Question

In Newton-Raphson’s method write the formula for finding the square root of the number N.

Answer 1

Hint: First of all, assume that the guessed number ‘x’ is the square root of the number ‘N’. We know the property that the square root of a number is that number which is multiplied twice to itself to get the original number. So, \[N={{x}^{2}}\] . Now, add the term \[{{x}^{2}}\] in LHS and RHS of the expression \[N={{x}^{2}}\] . Now, divide by x in the expression \[N+{{x}^{2}}=2{{x}^{2}}\] . After this, again divide by 2. Now, solve it further and get the formula.

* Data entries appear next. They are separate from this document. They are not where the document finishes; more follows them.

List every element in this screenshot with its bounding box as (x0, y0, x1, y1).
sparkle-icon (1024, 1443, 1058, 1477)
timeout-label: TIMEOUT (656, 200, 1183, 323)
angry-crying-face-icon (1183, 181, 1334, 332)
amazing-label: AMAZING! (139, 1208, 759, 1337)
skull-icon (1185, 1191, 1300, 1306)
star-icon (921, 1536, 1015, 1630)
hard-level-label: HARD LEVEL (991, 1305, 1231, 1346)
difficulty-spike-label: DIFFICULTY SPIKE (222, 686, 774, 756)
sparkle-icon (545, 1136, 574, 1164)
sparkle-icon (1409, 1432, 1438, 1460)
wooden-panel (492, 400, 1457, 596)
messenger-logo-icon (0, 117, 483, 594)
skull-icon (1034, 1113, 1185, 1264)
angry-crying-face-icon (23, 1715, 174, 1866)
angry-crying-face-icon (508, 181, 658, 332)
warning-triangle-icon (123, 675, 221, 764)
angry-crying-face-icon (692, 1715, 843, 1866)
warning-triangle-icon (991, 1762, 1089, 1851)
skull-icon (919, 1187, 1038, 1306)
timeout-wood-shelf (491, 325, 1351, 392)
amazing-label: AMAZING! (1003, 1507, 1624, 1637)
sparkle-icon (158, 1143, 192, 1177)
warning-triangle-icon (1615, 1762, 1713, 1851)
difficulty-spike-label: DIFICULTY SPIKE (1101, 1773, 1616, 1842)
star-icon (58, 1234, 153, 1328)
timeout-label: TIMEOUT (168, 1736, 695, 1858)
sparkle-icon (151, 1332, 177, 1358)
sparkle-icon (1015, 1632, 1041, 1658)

Complete step-by-step solution:
According to the question, we have to get the formula for finding the square root of the number N.
We know the property that the square root of a number is that number which is multiplied twice to itself to get the original number ………………………………..(1)
Let us assume that the guessed number ‘x’ is the square root of the number ‘N’.
The original number = N ………………………………………(2)
The square root of the original number = x ……………………………………..(3)
Now, using the property shown in equation (1), we can say that when the number x is multiplied to itself then we get the original number. So,
\[N={{x}^{2}}\] ……………………………..(4)
Now, on adding the term \[{{x}^{2}}\] in LHS and RHS of equation (4), we get
\[\Rightarrow N+{{x}^{2}}={{x}^{2}}+{{x}^{2}}\]
\[\Rightarrow N+{{x}^{2}}=2{{x}^{2}}\] ………………………………………..(5)
Now, on dividing by the term x in the LHS and RHS of the equation (5), we get
\[\Rightarrow \dfrac{N}{x}+x=\dfrac{2{{x}^{2}}}{x}\]
\[\Rightarrow \dfrac{N}{x}+x=2x\] …………………………………….(6)
Now, on dividing by 2 in the LHS and RHS of the equation (6), we get
\[\begin{align}
  & \Rightarrow \dfrac{\left( \dfrac{N}{x}+x \right)}{2}=\dfrac{2x}{2} \\
 & \Rightarrow \dfrac{\left( \dfrac{N}{x}+x \right)}{2}=x \\
 & \Rightarrow \dfrac{1}{2}\left( \dfrac{N}{x}+x \right)=x \\
\end{align}\]
Now, the square root of a number N is can be calculated using the formula \[\dfrac{1}{2}\left( \dfrac{N}{x}+x \right)=x\] . In this formula, N is the original number and the number x is any guessed square root.
Therefore, the square root of the number N using Newton-Raphson’s method is \[\dfrac{1}{2}\left( \dfrac{N}{x}+x \right)=x\] where the number x is any guessed square root.

Note: We can also check this formula for the number 4.
Let us find the square root of the number 4 using Newton-Raphson’s method.
Let us guess that 2.5 is the square root of the number 4.
The square root of the number N using Newton-Raphson’s method is \[\dfrac{1}{2}\left( \dfrac{N}{x}+x \right)=x\] …………………………………..(1)
Now, on putting \[N=4,x=2.5\] in LHS and RHS of equation (1), we get
In LHS, we get
\[\dfrac{1}{2}\left( \dfrac{4}{2.5}+2.5 \right)=2.05\] …………………………………….(2)
In RHS, we get
\[x=2.5\] ……………………………………..(3)
From equation (2) and equation (3), we can say that \[LHS\ne RHS\] .
So, 2.5 is not the square root of the number 4.
Let us guess that 2 is the square root of the number 4.
Now, on putting \[N=4,x=2\] in LHS and RHS of equation (1), we get
In LHS, we get
\[\dfrac{1}{2}\left( \dfrac{4}{2}+2 \right)=2\] …………………………………….(4)
In RHS, we get
\[x=2\] ……………………………………..(5)
From equation (4) and equation (5), we can say that \[LHS=RHS\] .
So, 2 the square root of the number 4.
We also know that the square root of the number 4 is 2 and also from Newton-Raphson’s method, we get the square root of 4 equal to 2.
Therefore, the square root of the number N using Newton-Raphson’s method is \[\dfrac{1}{2}\left( \dfrac{N}{x}+x \right)=x\] where the number x is any guessed square root.